Short sale according to Investopedia ” is when a financially distressed homeowner sells their property for less than the amount due on the mortgage. The buyer of the property is a third party (not the bank), and all proceeds from the sale go to the lender.
It is a sale of real estate in which the net proceeds from selling the property will fall short of the debts secured by liens against the property. In this case, if all lien holders agree to accept less than the amount owed on the debt, a sale of the property can be accomplished. A Short Sale is not to be confused with a Short Settlement.
A short sale has two intrinsic and inseverable components. A Short Sale is successful when (1) a lienholder(s) (a.k.a. Mortgage Company) is agreeable to net less than the amount owed on the note (debt) as the result of (2) an arm’s length sale at or below the Appraised Value for that property.
The agreeable selling price is intrinsically defined to be at or less than the appraised value allowing the process to be attainable.

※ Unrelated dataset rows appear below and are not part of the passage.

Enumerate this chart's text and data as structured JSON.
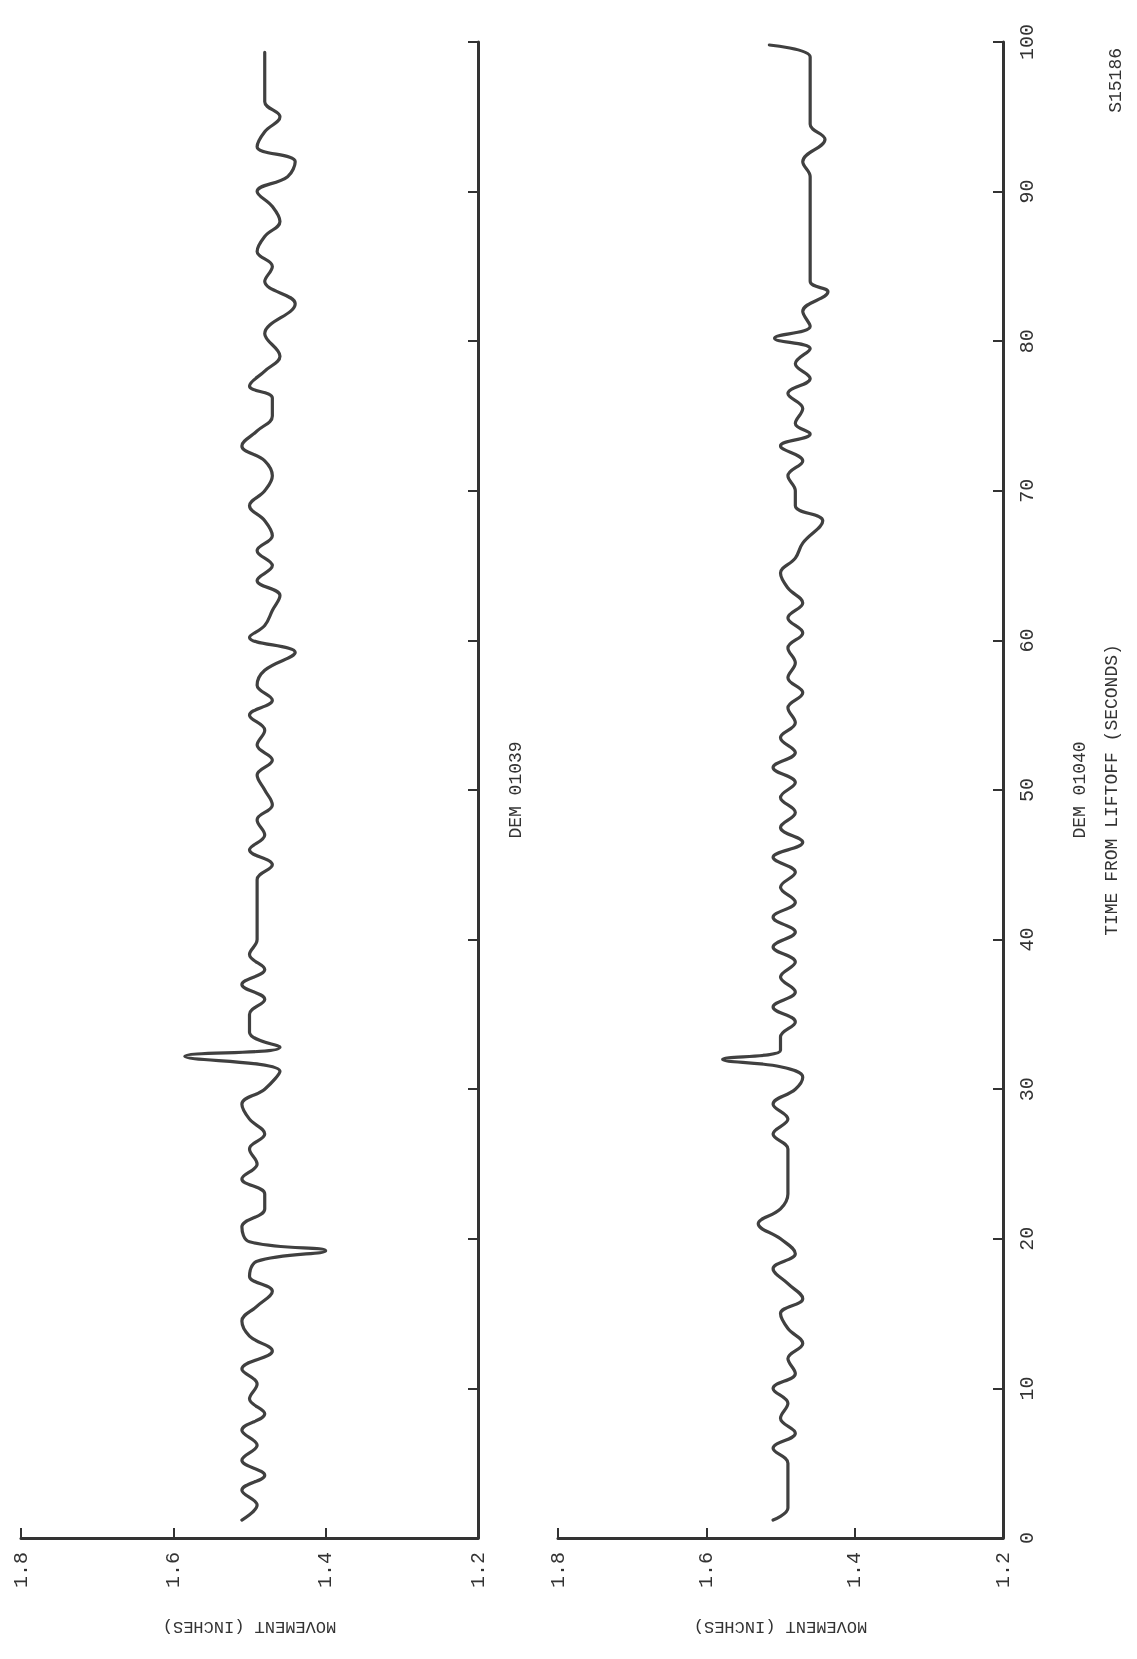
{
  "chart_data": [
    {
      "type": "line",
      "annotations": [
        "DEM 01039"
      ],
      "xlabel": "MOVEMENT (INCHES)",
      "color": "#404040",
      "ylim": [
        0,
        100
      ],
      "yticks": [
        0,
        10,
        20,
        30,
        40,
        50,
        60,
        70,
        80,
        90,
        100
      ],
      "xlim": [
        1.8,
        1.2
      ],
      "xticks": [
        1.8,
        1.6,
        1.4,
        1.2
      ],
      "tick_labels": "x",
      "values": [
        1.2,
        2.2,
        3.2,
        4.2,
        5.2,
        6.2,
        7.2,
        8.3,
        9.3,
        10.3,
        11.3,
        12.5,
        13.5,
        14.5,
        15.5,
        16.5,
        17.5,
        18.5,
        19.2,
        19.8,
        20.8,
        22,
        23,
        24,
        25,
        26,
        27,
        28,
        29,
        30,
        31.2,
        32.2,
        32.8,
        33.8,
        35,
        36,
        37,
        38,
        39,
        40,
        42,
        44,
        45,
        46,
        47,
        48,
        49,
        50,
        51,
        52,
        53,
        54,
        55,
        56,
        57,
        58,
        59.2,
        60.2,
        61,
        62,
        63,
        64,
        65,
        66,
        67,
        68,
        69,
        70,
        71,
        72,
        73,
        74,
        75,
        76.2,
        77,
        78,
        79,
        80.5,
        82.5,
        84,
        85,
        86,
        87,
        88,
        89,
        90,
        91,
        92,
        93,
        94,
        95,
        96,
        97,
        99.3
      ],
      "x": [
        1.51,
        1.49,
        1.51,
        1.48,
        1.51,
        1.49,
        1.51,
        1.48,
        1.5,
        1.49,
        1.51,
        1.47,
        1.5,
        1.51,
        1.49,
        1.47,
        1.5,
        1.49,
        1.4,
        1.5,
        1.51,
        1.48,
        1.48,
        1.51,
        1.49,
        1.5,
        1.48,
        1.5,
        1.51,
        1.48,
        1.46,
        1.585,
        1.46,
        1.5,
        1.5,
        1.48,
        1.51,
        1.48,
        1.5,
        1.49,
        1.49,
        1.49,
        1.47,
        1.5,
        1.48,
        1.49,
        1.47,
        1.48,
        1.49,
        1.47,
        1.49,
        1.48,
        1.5,
        1.47,
        1.49,
        1.48,
        1.44,
        1.5,
        1.48,
        1.47,
        1.46,
        1.49,
        1.47,
        1.49,
        1.47,
        1.48,
        1.5,
        1.48,
        1.47,
        1.48,
        1.51,
        1.49,
        1.47,
        1.47,
        1.5,
        1.48,
        1.46,
        1.48,
        1.44,
        1.48,
        1.47,
        1.49,
        1.48,
        1.46,
        1.47,
        1.49,
        1.45,
        1.44,
        1.49,
        1.48,
        1.46,
        1.48,
        1.48,
        1.48
      ]
    },
    {
      "type": "line",
      "ylabel": "TIME FROM LIFTOFF (SECONDS)",
      "xlabel": "MOVEMENT (INCHES)",
      "annotations": [
        "DEM 01040",
        "S15186"
      ],
      "color": "#404040",
      "ylim": [
        0,
        100
      ],
      "yticks": [
        0,
        10,
        20,
        30,
        40,
        50,
        60,
        70,
        80,
        90,
        100
      ],
      "xlim": [
        1.8,
        1.2
      ],
      "xticks": [
        1.8,
        1.6,
        1.4,
        1.2
      ],
      "values": [
        1.2,
        2,
        3,
        5,
        6,
        7,
        8,
        9,
        10,
        11,
        12,
        13,
        14,
        15,
        16,
        17,
        18,
        19,
        20,
        21,
        22,
        23,
        24,
        25,
        26,
        27,
        28,
        29,
        30,
        30.8,
        31.5,
        32,
        32.6,
        33.5,
        34.5,
        35.5,
        36.5,
        37.5,
        38.5,
        39.5,
        40.5,
        41.5,
        42.5,
        43.5,
        44.5,
        45.5,
        46.5,
        47.5,
        48.5,
        49.5,
        50.5,
        51.5,
        52.5,
        53.5,
        54.5,
        55.5,
        56.5,
        57.5,
        58.5,
        59.5,
        60.5,
        61.5,
        62.5,
        63.5,
        64.5,
        65.5,
        66.5,
        68,
        69,
        70,
        71,
        72,
        73,
        73.8,
        74.5,
        75.5,
        76.5,
        77.5,
        78.5,
        79.5,
        80.2,
        81,
        82,
        83.3,
        84,
        86,
        88,
        90,
        91,
        92,
        93.5,
        94.5,
        96,
        98,
        99,
        99.8
      ],
      "x": [
        1.51,
        1.49,
        1.49,
        1.49,
        1.51,
        1.48,
        1.5,
        1.49,
        1.51,
        1.48,
        1.49,
        1.47,
        1.49,
        1.5,
        1.47,
        1.49,
        1.51,
        1.48,
        1.5,
        1.53,
        1.5,
        1.49,
        1.49,
        1.49,
        1.49,
        1.51,
        1.49,
        1.51,
        1.48,
        1.47,
        1.5,
        1.578,
        1.5,
        1.5,
        1.48,
        1.51,
        1.48,
        1.5,
        1.48,
        1.51,
        1.48,
        1.51,
        1.48,
        1.5,
        1.48,
        1.51,
        1.47,
        1.5,
        1.48,
        1.5,
        1.48,
        1.51,
        1.48,
        1.5,
        1.48,
        1.49,
        1.47,
        1.49,
        1.48,
        1.49,
        1.47,
        1.49,
        1.47,
        1.49,
        1.5,
        1.48,
        1.47,
        1.443,
        1.48,
        1.48,
        1.49,
        1.47,
        1.5,
        1.46,
        1.48,
        1.47,
        1.49,
        1.46,
        1.48,
        1.46,
        1.508,
        1.46,
        1.47,
        1.436,
        1.46,
        1.46,
        1.46,
        1.46,
        1.46,
        1.47,
        1.44,
        1.46,
        1.46,
        1.46,
        1.46,
        1.515
      ]
    }
  ]
}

A prudent buyer will not pay greater than the appraised value, and a Bank or Finance company will not provide a mortgage for greater than the appraised value, thus limiting the Short Sale proceeds to a maximum gross yield of the property’s Appraised Value.
A short sale may occur when the lienholder expects that a mortgage will likely never be repaid and the home’s value (due to the home’s condition, such as if a prior homeowner vacated the property and left it damaged or trashed, or general economic conditions in the area or nationwide) will not (either quickly or at all) regain equity to allow full payment of the mortgage.

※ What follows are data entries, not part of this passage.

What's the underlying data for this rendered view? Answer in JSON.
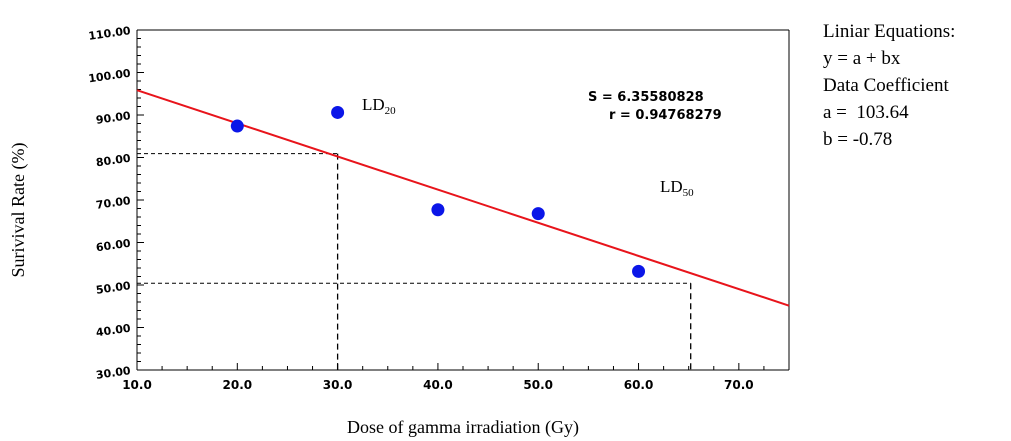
{
  "chart_data": {
    "type": "scatter",
    "xlabel": "Dose of gamma irradiation (Gy)",
    "ylabel": "Surivival Rate (%)",
    "xlim": [
      10,
      75
    ],
    "ylim": [
      30,
      110
    ],
    "x_ticks": [
      "10.0",
      "20.0",
      "30.0",
      "40.0",
      "50.0",
      "60.0",
      "70.0"
    ],
    "y_ticks": [
      "30.00",
      "40.00",
      "50.00",
      "60.00",
      "70.00",
      "80.00",
      "90.00",
      "100.00",
      "110.00"
    ],
    "points": [
      {
        "x": 20,
        "y": 87.4
      },
      {
        "x": 30,
        "y": 90.6
      },
      {
        "x": 40,
        "y": 67.7
      },
      {
        "x": 50,
        "y": 66.8
      },
      {
        "x": 60,
        "y": 53.2
      }
    ],
    "fit_line": {
      "a": 103.64,
      "b": -0.78,
      "color": "#e8141b"
    },
    "point_color": "#0b16e8",
    "stats": {
      "s": "S = 6.35580828",
      "r": "r = 0.94768279"
    },
    "ld20": {
      "label": "LD",
      "sub": "20",
      "dose": 30,
      "rate": 80.9
    },
    "ld50": {
      "label": "LD",
      "sub": "50",
      "dose": 65.2,
      "rate": 50.4
    }
  },
  "equations": {
    "heading": "Liniar Equations:",
    "formula": "y = a + bx",
    "coef_heading": "Data Coefficient",
    "a_line": "a =  103.64",
    "b_line": "b = -0.78"
  }
}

It’s important to understand that a Lien holder is not bound to accept the Appraised value and can demand a greater selling price. In this case, a “Sale” with a prudent arm’s length buyer is no longer a reasonable or attainable expectation. Instead the demand for greater than the Appraised Value (but less than the amount owed on the debt) is called a “Short Settlement”.

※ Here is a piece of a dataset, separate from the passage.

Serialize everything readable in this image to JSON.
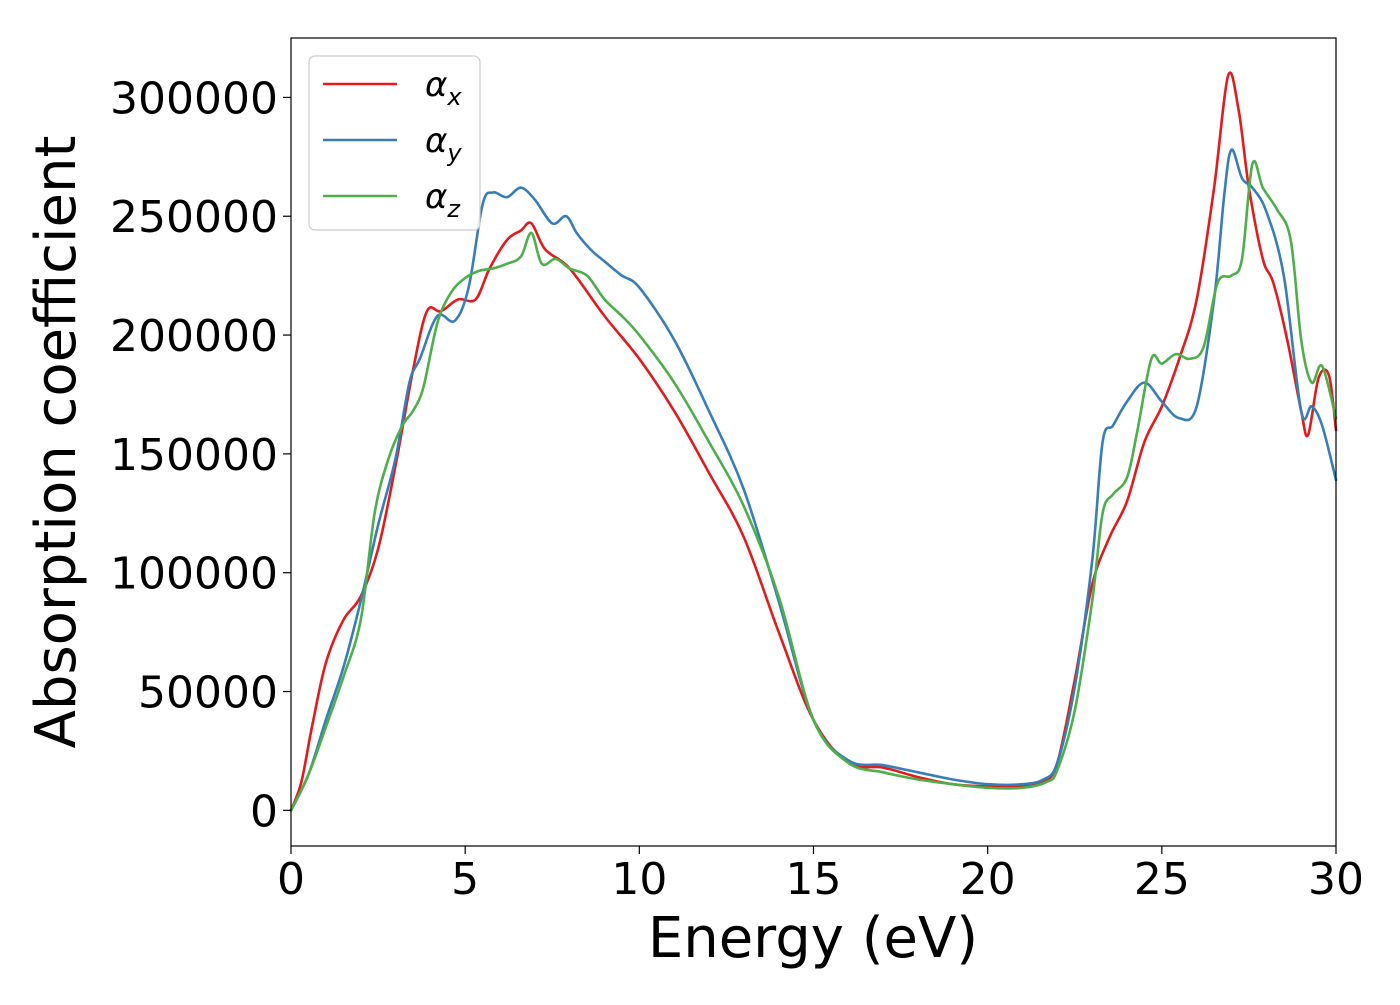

Some Lien holders will agree to a Short Sale but not a Short Settlement while demanding greater than the Appraised Value. This is a paradox as neither is achievable and both predestined for failure.
Therefore, a “Short Sale” can only be accomplished when a Lien Holder is willing to accept less than what is owed on the debt while also agreeing to accept a sales price that is at or below the appraised value for the property.
Creditors holding liens against real estate can include primary mortgages, second mortgages, home equity lines of credit (HELOC), homeowner association liens, mechanics liens, IRS and State Tax Liens, all of which will need to approve the sale in return for being paid less than the amount they are owed. The lien holders do not have to agree to accept less, but they often do since the alternative is to let the property go to foreclosure.
A short sale is a more beneficial alternative to foreclosure and has become commonplace in the United States since the 2007 real estate recession. Other countries have similar procedures. For instance, in the UK the process is called Assisted Voluntary Sale. While both short sale and foreclosure result in negative credit reporting against the property owner, because the owner acted more responsibly and proactively by selling short, credit impact is less.
Real Estate Investing : Property Selling For Less Process : Short Sale
1. Contact the Primary Lien holder and submit an application to be accepted into their Short sale Program. Lenders will not entertain any short sale contract with a buyer unless the home owner has first been approved for their program.
2. The Lender should verify that any government programs, such as Home Affordable Foreclosure Alternatives (HAFA) eligibility, are explored, including relocation assistance to the borrower.
3. Once approved the Lender should provide the terms of the short sale. Terms can include forgiveness of any deficiency, money incentive for a successful closing, property must be listed by a certain date, and many other incentives.
4. Interviewing real estate agents and selecting the most qualified person to handle your short sale (if you have not already selected a listing agent).
5. It can be helpful to obtain Broker Price Opinion letter to establish an estimate (not an appraisal) of the property’s current market value. This BPO’s must use comps in your immediate market. The property should be listed at a greater price to show the Lender you are trying to get the highest possible price.
6. Monitoring the listing to ensure that it is proactively handled.
7. Negotiate with Junior Lien holders for a reduced payoff. Junior Lien holders will get nothing in the event of a foreclosure (that qualifies for a short sale) therefore they have every incentive to settle for something rather than nothing. Junior Lien holders are permitted to pursue a personal money judgment due to any deficiency this creates. Negotiating to eliminate this is paramount for the borrower.
8. Submitting the short sale offer to all lien holders and negotiating with them to obtain approval of the sale.
9. Working with the lien holders to obtain release of any deficiency liability.